• « Rodrigues n’a pas progressé comme elle aurait dû »
Rodrigues vient de célébrer les 23 ans de son autonomie. Pour le commissaire à l’Agriculture, Louis-Ange Perrine, qui était de passage à Maurice, les réjouissances auraient été plus complètes si Rodrigues avait atteint le niveau de développement économique et social espéré après deux décennies d’autonomie. Par ailleurs, dit-il, c’est avec un certain intérêt que Rodrigues attend la visite du Premier ministre, Navin Ramgoolam. Les Rodriguais, déclare le commissaire Perrine, veulent l’entendre sur la question de l’avenir de l’autonomie.
Rodrigues a célébré les 23 ans de son autonomie, dimanche dernuer. Dans un contexte politique peu harmonieux, sur fond de référendum sur l’autonomie, quel était l’état d’esprit de l’île à l’occasion de cette célébration ?
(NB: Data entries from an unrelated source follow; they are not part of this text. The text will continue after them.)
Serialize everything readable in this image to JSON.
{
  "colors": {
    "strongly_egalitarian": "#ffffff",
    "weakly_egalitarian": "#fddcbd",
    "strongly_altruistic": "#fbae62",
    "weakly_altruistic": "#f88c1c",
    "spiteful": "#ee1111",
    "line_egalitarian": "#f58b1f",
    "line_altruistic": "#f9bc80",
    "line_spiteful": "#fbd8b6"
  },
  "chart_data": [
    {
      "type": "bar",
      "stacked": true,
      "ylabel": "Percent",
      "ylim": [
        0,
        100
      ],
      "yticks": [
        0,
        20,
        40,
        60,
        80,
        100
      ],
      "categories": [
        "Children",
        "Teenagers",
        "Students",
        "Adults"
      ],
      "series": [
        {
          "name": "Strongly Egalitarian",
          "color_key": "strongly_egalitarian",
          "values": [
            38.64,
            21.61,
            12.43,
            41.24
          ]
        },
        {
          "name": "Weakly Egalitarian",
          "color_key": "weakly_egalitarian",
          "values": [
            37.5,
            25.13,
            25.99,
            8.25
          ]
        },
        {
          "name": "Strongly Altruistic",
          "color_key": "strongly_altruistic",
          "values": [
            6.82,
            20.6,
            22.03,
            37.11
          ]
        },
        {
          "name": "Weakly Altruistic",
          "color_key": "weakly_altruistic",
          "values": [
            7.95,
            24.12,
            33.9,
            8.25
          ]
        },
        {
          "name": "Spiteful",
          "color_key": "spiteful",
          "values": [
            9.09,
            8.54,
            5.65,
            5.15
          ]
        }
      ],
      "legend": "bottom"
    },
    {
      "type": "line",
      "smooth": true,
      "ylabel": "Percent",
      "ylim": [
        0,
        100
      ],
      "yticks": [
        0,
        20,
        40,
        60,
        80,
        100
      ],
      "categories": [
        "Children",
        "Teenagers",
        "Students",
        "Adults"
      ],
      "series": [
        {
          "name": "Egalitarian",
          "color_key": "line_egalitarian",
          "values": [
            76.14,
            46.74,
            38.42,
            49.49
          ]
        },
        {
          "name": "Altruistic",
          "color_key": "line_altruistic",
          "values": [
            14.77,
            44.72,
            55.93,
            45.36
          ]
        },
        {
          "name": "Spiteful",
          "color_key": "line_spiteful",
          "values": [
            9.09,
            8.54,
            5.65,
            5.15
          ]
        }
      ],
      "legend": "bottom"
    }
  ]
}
La majorité de la population rodriguaise, qui a milité pour l’autonomie de l’île, est déçue. Après plus de deux décennies, l’autonomie a permis des avancées, mais Rodrigues n’a pas progressé comme elle aurait dû. Les opportunités professionnelles restent limitées pour les jeunes Rodriguais par rapport à leurs homologues mauriciens, ce qui entraîne une émigration continue et un manque de professionnels sur l’île. Les écarts se manifestent également dans le développement économique et infrastructurel. Les projets et investissements réalisés à Maurice ne se reflètent pas pleinement à Rodrigues, et la continuité territoriale promise n’est pas encore une réalité concrète. L’économie locale, essentiellement basée sur la production, a souffert : la production a diminué et l’île doit importer de plus en plus de biens. Dans l’ensemble, le bien-être de la population reste une grande question, aggravée par les défis du changement climatique et la rareté de certaines ressources. En pratique, l’autonomie a assuré une certaine stabilité administrative, mais elle n’a pas encore permis une véritable autonomie de développement. La prochaine étape devrait transformer cette autonomie administrative en performance économique et écologique, dans le cadre d’une vision de « Maurice archipélique ». L’évolution de l’autonomie de Rodrigues ne doit pas être perçue seulement comme une dévolution de pouvoir, mais comme une modernisation de la gouvernance territoriale de la République. Rodrigues pourrait s’inspirer du modèle de Zanzibar, où une autonomie pleine est assurée dans un consensus national sans barrières. Pour garantir cette cohésion et un suivi efficace, un conseil conjoint Rodrigues–Maurice apparaît nécessaire. L’autonomie de Rodrigues demeure un atout national. Sa consolidation exige un financement prévisible, une coordination claire, des institutions renforcées et une participation inclusive. Un véritable partenariat Maurice–Rodrigues, fondé sur la solidarité, la durabilité et la prospérité partagée, peut transformer l’île d’une périphérie en un pilier central du futur bleu et vert de la République. Pa servi Rodrigues kouma enn stepne !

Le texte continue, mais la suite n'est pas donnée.